Renewable energy technology has sometimes been seen as a costly luxury item by critics, and affordable only in the affluent developed world. This erroneous view has persisted for many years, but 2015 was the first year when investment in non-hydro renewables, was higher in developing countries, with $156 billion invested, mainly in China, India, and Brazil.[134]
As of 2018, American electric utility companies are planning new or extra renewable energy investments. These investments are particularly aimed at solar energy, thanks to the Tax Cuts and Jobs Act of 2017 being signed into law. The law retained incentives for renewable energy development. Utility companies are taking advantage of the federal solar investment tax credit before it permanently goes down to 10% after 2021. According to the March 28 S&P Global Market Intelligence report summary, "NextEra Energy Inc., Duke Energy Corp., and Dominion Energy Inc.’s utilities are among a number of companies in the sector contemplating significant solar investments in the near-term.
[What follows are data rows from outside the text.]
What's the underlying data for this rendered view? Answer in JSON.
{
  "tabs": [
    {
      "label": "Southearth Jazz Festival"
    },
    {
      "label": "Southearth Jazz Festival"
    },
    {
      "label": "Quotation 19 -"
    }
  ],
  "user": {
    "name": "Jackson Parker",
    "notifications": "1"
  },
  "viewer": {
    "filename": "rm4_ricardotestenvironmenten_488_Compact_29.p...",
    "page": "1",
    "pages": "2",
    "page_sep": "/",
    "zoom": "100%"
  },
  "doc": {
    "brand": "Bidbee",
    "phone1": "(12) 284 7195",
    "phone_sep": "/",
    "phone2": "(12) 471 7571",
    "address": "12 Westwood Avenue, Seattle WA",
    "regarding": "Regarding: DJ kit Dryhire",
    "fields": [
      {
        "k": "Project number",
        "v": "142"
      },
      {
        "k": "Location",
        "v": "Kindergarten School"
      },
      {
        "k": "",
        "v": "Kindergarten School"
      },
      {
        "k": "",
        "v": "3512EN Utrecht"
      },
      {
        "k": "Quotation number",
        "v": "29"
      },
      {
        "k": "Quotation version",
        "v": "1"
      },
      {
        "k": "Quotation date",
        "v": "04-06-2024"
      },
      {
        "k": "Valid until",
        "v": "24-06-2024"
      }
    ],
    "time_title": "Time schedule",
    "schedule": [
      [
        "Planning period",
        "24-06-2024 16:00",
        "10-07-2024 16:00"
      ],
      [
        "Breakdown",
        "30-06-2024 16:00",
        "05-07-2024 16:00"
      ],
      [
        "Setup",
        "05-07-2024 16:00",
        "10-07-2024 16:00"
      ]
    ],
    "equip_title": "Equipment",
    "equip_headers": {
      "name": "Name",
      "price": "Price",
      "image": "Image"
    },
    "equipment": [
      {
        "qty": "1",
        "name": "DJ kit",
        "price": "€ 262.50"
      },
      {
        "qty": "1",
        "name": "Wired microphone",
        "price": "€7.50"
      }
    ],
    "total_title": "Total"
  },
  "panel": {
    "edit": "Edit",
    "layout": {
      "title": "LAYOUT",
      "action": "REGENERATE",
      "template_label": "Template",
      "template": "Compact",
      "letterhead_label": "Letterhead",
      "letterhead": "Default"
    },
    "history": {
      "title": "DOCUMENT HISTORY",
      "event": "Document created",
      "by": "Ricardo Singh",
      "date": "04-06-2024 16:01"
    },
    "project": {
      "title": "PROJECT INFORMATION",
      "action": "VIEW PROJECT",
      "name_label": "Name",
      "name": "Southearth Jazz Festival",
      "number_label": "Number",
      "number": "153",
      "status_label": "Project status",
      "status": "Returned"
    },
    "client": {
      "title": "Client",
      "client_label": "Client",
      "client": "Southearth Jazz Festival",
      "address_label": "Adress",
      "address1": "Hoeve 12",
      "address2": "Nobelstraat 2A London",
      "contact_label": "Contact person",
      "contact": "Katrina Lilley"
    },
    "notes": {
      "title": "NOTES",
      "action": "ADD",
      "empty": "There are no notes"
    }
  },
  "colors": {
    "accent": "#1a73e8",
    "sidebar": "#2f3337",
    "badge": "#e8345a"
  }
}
Other companies, including Xcel Energy Inc. and Alliant Energy Corp., are undertaking large wind projects in the near-term, but are considering ramping up solar investments in the coming years."[96]

For several years, worldwide growth of solar PV was driven by European deployment, but has since shifted to Asia, especially China and Japan, and to a growing number of countries and regions all over the world, including, but not limited to, Australia, Canada, Chile, India, Israel, Mexico, South Africa, South Korea, Thailand, and the United States.